Cette mission était ainsi définie : « examiner les modifications juridiques à apporter au droit local de la publicité foncière ...[s'agissant]... des réformes qui seront rendues indispensables par l'informatisation décidée par le législateur, ou simplement souhaitables parce qu'une harmonisation des règles ou un «toilettage» des textes pourrait s'avérer utile » et notamment « expertiser les mentions susceptibles de figurer au livre foncier, les possibilités de saisine informatique du bureau foncier, les fonctions respectives du juge et du greffier, la présentation d'une requête aux fins d'inscription normalisée et les conditions d'accès à l'information ».

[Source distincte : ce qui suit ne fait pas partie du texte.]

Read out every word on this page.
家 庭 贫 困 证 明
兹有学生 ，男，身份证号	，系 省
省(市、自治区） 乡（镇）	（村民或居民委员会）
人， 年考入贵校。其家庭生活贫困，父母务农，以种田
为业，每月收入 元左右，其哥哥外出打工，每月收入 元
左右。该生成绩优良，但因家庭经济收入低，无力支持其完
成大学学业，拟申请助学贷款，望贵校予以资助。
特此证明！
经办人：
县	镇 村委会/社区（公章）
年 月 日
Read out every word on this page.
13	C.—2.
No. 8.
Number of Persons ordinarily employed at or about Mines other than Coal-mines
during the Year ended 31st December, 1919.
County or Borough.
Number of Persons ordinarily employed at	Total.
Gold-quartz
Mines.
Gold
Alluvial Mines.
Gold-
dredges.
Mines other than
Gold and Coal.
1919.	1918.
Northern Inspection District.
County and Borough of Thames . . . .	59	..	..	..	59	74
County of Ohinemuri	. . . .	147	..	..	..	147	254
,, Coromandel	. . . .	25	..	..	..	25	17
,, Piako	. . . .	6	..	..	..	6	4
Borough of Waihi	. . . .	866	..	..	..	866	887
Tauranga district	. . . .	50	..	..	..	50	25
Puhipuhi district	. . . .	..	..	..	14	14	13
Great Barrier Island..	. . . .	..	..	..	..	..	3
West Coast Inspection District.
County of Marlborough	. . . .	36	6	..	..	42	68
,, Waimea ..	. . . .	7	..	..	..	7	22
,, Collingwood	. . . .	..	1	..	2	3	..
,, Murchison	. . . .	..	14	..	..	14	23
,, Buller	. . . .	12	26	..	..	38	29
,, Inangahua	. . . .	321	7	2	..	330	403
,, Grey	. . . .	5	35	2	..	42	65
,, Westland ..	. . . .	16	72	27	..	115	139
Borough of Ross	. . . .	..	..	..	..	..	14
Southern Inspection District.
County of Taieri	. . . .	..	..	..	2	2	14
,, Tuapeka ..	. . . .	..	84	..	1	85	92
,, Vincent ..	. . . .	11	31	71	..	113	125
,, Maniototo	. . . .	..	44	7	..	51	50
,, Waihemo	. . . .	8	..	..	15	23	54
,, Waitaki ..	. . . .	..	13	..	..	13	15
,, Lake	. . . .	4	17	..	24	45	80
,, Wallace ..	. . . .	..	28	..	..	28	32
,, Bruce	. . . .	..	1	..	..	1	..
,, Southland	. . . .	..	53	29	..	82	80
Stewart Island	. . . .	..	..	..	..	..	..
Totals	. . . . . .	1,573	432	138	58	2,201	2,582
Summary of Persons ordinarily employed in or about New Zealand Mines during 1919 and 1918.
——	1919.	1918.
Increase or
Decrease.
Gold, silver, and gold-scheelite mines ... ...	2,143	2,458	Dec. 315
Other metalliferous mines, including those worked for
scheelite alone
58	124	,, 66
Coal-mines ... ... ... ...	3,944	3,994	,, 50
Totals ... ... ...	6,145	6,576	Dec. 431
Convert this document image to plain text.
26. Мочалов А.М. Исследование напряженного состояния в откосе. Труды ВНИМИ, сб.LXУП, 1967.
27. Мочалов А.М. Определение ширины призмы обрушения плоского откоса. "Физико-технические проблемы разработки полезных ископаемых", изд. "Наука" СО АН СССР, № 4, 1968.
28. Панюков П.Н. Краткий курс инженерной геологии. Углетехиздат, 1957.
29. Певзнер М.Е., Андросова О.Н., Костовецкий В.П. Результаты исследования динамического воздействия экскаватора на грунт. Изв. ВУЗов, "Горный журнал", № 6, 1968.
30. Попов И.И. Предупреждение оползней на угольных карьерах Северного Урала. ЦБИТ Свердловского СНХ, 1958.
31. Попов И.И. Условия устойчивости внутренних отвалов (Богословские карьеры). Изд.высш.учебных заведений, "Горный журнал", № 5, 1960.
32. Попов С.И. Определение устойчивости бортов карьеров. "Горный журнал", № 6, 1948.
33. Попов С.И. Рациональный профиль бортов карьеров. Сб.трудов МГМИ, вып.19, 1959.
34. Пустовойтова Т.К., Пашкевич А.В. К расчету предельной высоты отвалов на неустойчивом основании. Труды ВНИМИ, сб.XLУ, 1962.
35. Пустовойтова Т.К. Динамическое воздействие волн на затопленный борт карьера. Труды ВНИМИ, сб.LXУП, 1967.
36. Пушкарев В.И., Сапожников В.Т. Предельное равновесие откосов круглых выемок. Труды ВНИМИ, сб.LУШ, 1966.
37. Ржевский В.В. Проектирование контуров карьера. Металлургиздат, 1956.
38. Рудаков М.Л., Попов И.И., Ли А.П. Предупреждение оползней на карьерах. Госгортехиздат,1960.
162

Les propositions élaborées par le groupe de travail ont enfin été approuvées, moyennant un certain nombre de modifications, par la Commission d'harmonisation du droit privé alsacien-mosellan, réunie le 7 avril 2000 sous la présidence de notre excellent collègue, Monsieur  Hubert Haenel.

Bien qu'ayant été traduites dans un avant-projet de loi, selon les informations délivrées à votre rapporteur, les propositions arrêtées par le groupe de travail n'ont pas à ce jour fait l'objet d'une initiative gouvernementale. Conscients de l'urgence et à l'instigation de leur collègue Hubert Haenel, sénateur du Haut-Rhin, les sénateurs des trois départements concernés ont repris à leur compte ces propositions, fruit d'un travail remarquable, en vue de les faire aboutir. Une proposition de loi a ainsi été déposée sur le Bureau du Sénat le 28 juin 2001 pour être inscrite à l'ordre du jour de la journée d'initiative parlementaire du 13 décembre.

Répondant à une situation d'urgence dans la mesure où la procédure d'informatisation du livre foncier d'Alsace-Moselle est en cours et nécessite, pour sa mise en oeuvre, un cadre légal , la présente proposition de loi tend à modifier le chapitre III du titre II de la loi du 1 er juin 1924 mettant en vigueur la législation civile française dans les départements du Bas-Rhin, du Haut-Rhin et de la Moselle dont les dispositions fixent le régime spécifique de la publicité foncière sur leur territoire.

I. LE RÉGIME SPÉCIFIQUE DE LA PUBLICITÉ FONCIÈRE EN ALSACE-MOSELLE

Exemple de survivance du droit local , le régime de la publicité foncière dans les trois départements d'Alsace et de Moselle plonge ses racines dans l'Histoire et présente d'intéressantes spécificités en comparaison du régime juridique général applicable en matière de publicité foncière.

A. LE RÉGIME ALSACIEN-MOSELLAN DE LA PUBLICITÉ FONCIÈRE : UN PRODUIT DE L'HISTOIRE

1. Le droit applicable en Alsace-Moselle : un droit stratifié

La publicité foncière reste un domaine d'affirmation du droit local, lequel est composite et dispersé en raison de l'imbrication de ses origines normatives.

Le droit local s'est en effet constitué par strates successives . Comme l'explique M. Jean-Luc Vallens dans un article paru au recueil Dalloz 1 ( * ) , la séparation temporaire de la France et de l'Alsace-Lorraine, cédée à l'Allemagne par le Traité de Francfort de 1871 et réintégrée dans la souveraineté française par le Traité de Versailles de 1918, a entraîné l'application progressive des lois allemandes dans les territoires annexés : d'une part, les lois d'Empire et, d'autre part, les différents codes, mais aussi les règles locales adoptées par les organes représentatifs du « Reichsland » d'Alsace-Lorraine. Après le retour de l'Alsace et de la partie annexée de la Lorraine à la France, le législateur a introduit sans tarder les lois pénales du droit français (décrets du 25 novembre 1919), mais a pris le temps d'un examen attentif des autres textes locaux appliqués. Il décida d'abord de maintenir ces textes en vigueur à titre provisoire (loi du 17 octobre 1919) avant d'adopter des règles de conflit pour déterminer les critères d'application du droit français et du droit local (loi du 24 juillet 1921) et enfin d'énumérer les lois locales qui seraient maintenues en vigueur (lois du 1 er juin 1924 portant introduction des lois françaises en matière civile et commerciale). Le droit français fut ainsi introduit, sous réserve du maintien de certaines lois locales.

Ce maintien en vigueur devait concerner en particulier le régime de la publicité foncière, caractérisé par une supériorité technique par rapport au droit général applicable en la matière.

* 1 Recueil Dalloz 1998, 29 ème cahier, chronique, p. 275 à 279.